基本的に筆者は選手や監督へ提言するコラムというより、あくまで現場の裏側で何が起こっているのかの解説や推測記事を多く書くことが多いタイプだ。正直、いちライターがトップレベルの選手に提言するのは少し恐れ多い気がするという小心者の性格ゆえにそうしてきた。しかし非常に珍しく提言記事を書いたら、その内容がそのまま現実になったのだから驚きを隠せない。正直、びっくりだ。
南野拓実のリバプールにおける状況
南野拓実に関する状況は前回のコラムで詳しく書いたので、今回は概要のみの説明とする。そもそも2020年1月にリバプールに加入した日本代表FWは、リバプールの3トップにおける4番手、つまりスタメンを休ませる時にはレギュラーで、そうでない時はスーパーサブとしての役割を全うすることが求められていた。

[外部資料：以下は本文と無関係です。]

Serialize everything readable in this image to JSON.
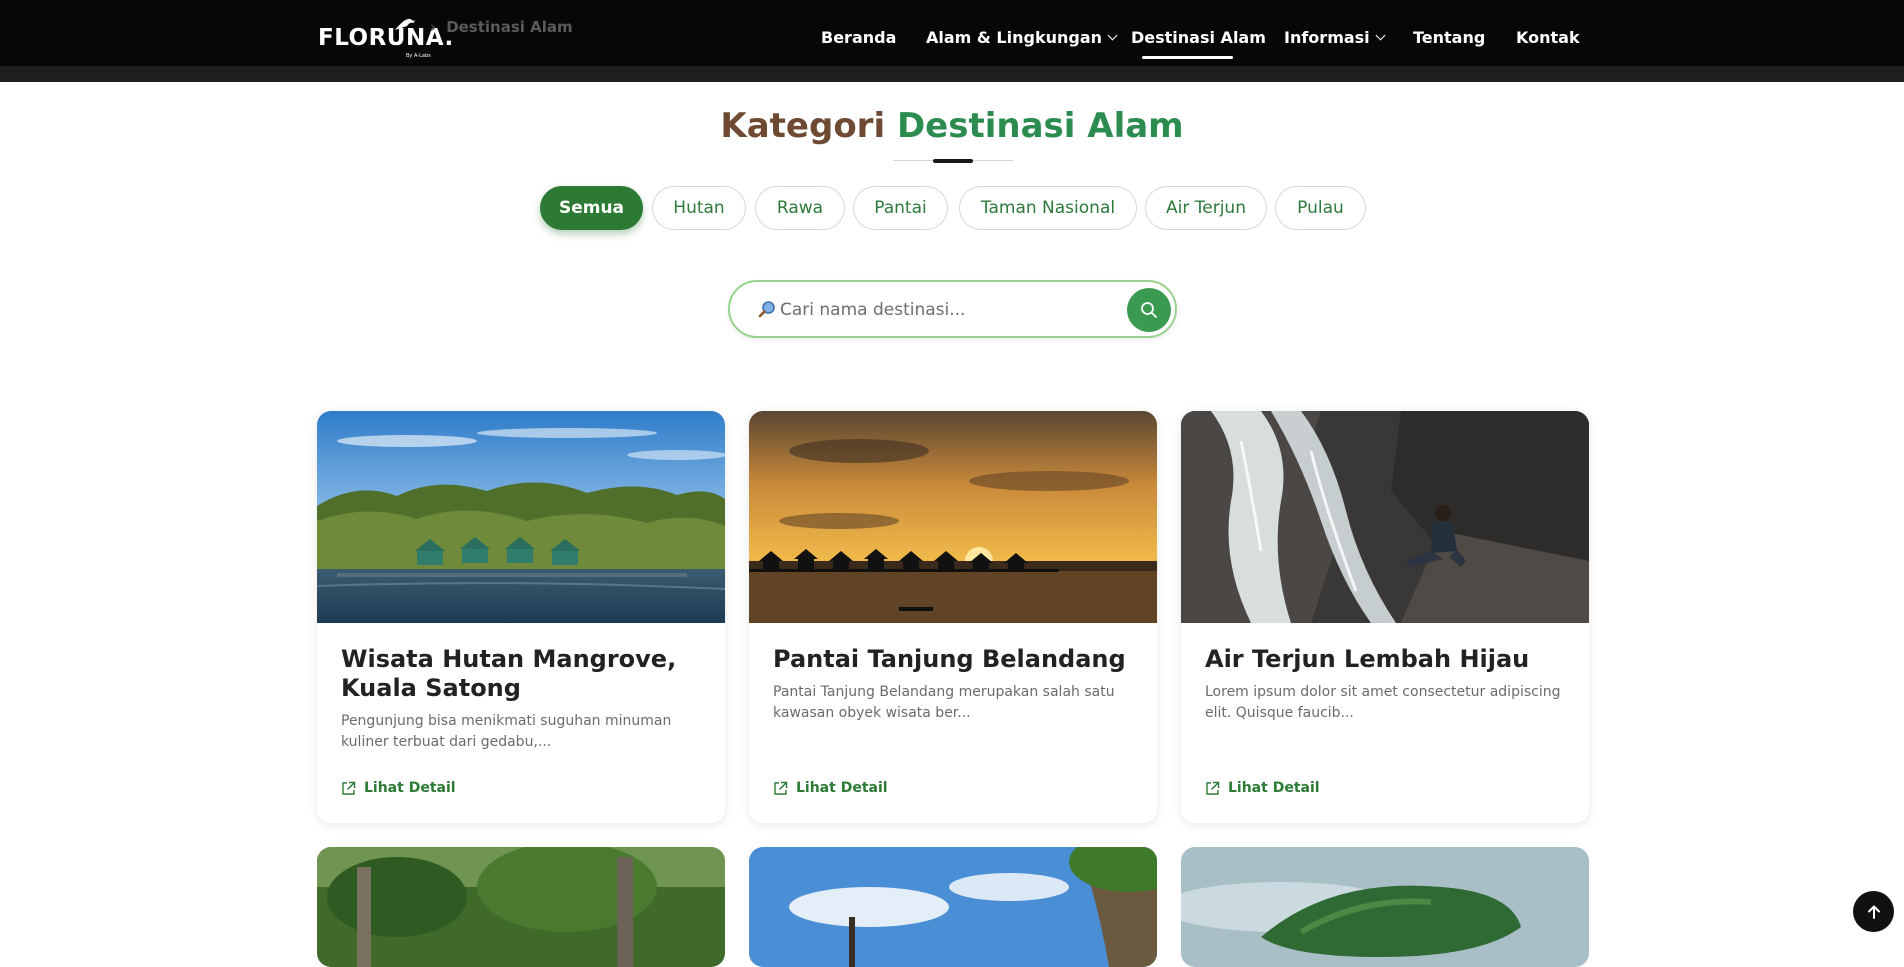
{
  "brand": {
    "name": "FLORUNA.",
    "tagline": "By A-Labs"
  },
  "breadcrumb": {
    "current": "Destinasi Alam"
  },
  "nav": {
    "items": [
      {
        "label": "Beranda"
      },
      {
        "label": "Alam & Lingkungan",
        "dropdown": true
      },
      {
        "label": "Destinasi Alam",
        "active": true
      },
      {
        "label": "Informasi",
        "dropdown": true
      },
      {
        "label": "Tentang"
      },
      {
        "label": "Kontak"
      }
    ]
  },
  "section": {
    "title_part1": "Kategori",
    "title_part2": "Destinasi Alam"
  },
  "filters": {
    "selected": "Semua",
    "items": [
      "Semua",
      "Hutan",
      "Rawa",
      "Pantai",
      "Taman Nasional",
      "Air Terjun",
      "Pulau"
    ]
  },
  "search": {
    "placeholder": "Cari nama destinasi...",
    "value": ""
  },
  "cards": [
    {
      "title": "Wisata Hutan Mangrove, Kuala Satong",
      "description": "Pengunjung bisa menikmati suguhan minuman kuliner terbuat dari gedabu,...",
      "link_label": "Lihat Detail",
      "image": "mangrove-forest-photo"
    },
    {
      "title": "Pantai Tanjung Belandang",
      "description": "Pantai Tanjung Belandang merupakan salah satu kawasan obyek wisata ber...",
      "link_label": "Lihat Detail",
      "image": "sunset-beach-photo"
    },
    {
      "title": "Air Terjun Lembah Hijau",
      "description": "Lorem ipsum dolor sit amet consectetur adipiscing elit. Quisque faucib...",
      "link_label": "Lihat Detail",
      "image": "waterfall-photo"
    }
  ],
  "colors": {
    "brand_green": "#2d7a35",
    "title_brown": "#6e4a33",
    "title_green": "#2c8c4f",
    "header_bg": "#070707"
  },
  "icons": {
    "search": "magnifier-icon",
    "external_link": "external-link-icon",
    "back_to_top": "arrow-up-icon"
  }
}
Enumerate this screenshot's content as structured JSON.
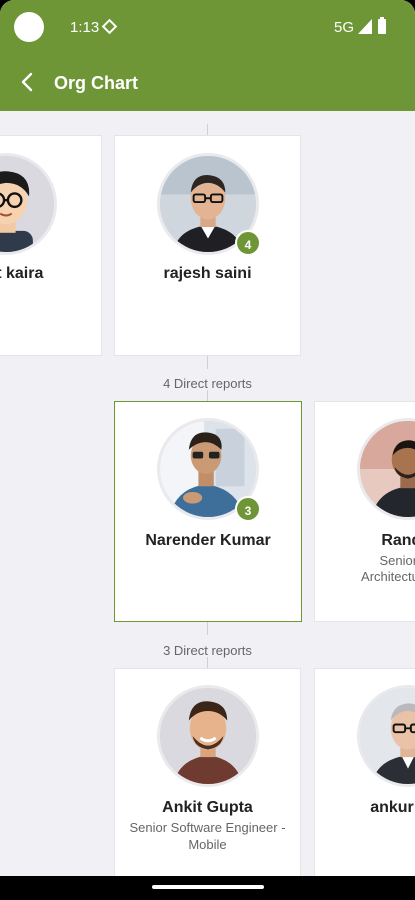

しかし現実は厳しく、昨年9月に月にディオゴ・ジョッタの加入が決まると、立場は5番手に低下。その後もともと昨夏で退団濃厚と言われていたが一転して残留を決めたジェルダン・シャキリが復調すると南野は6番手にまで低下した。
この時点で前回の記事は執筆されており、出場機会が限定的すぎるため、まずはプレミアリーグになれる意味でもサウサンプトンにローンで移籍してはどうかと提言させていただいた。
ただし状況はこの後、さらに悪化していたのだ。
12月にはクリスタル・パレスを相手にプレミアリーグ初ゴールを決めると、序列にポジティブな変化が訪れると思いきや、むしろそれまで7番手だったディヴォック・オリギの起用頻度が増え始める。結果、リーグ戦における1月の南野のプレータイムがわずか6分のみだったにもかかわらず、オリギはスタメンの試合こそ少ないものの145分のプレー時間を得るなど、二人の序列が入れ替わることになる。
気がつけば南野は7番手に近い位置にいたのだ。
この序列というものは流動的で、コンディションの状況や、練習態度、試合でのパフォーマンスなどで常に変化する。ただ南野の根本的な課題は、プレミアリーグでの強度に慣れていないからこそ発生するミスが多く、そのミスがある限り試合に出られない。しかし試合に出ないとミスは治らないが、試合にそもそも出られないという袋小路に陥っていた。
そんな中で救いの手が差し出された。サウサンプトンがリバプールに対して南野拓実の獲得を打診したのだ。
サウサンプトンからの救いの手
ちなみに南野のサウサンプトン移籍には様々な思惑が交錯したと考えられている。
そもそもサウサンプトンは、アイルランド代表FWのシェーン・ロングと2部ボーンマスのノルウェー代表FWジョシュア・キングのトレードを画策していた。正確にはキングは完全移籍でサウサンプトンに、ロングは買取オプション付きのローンでボーンマスに、という話だった。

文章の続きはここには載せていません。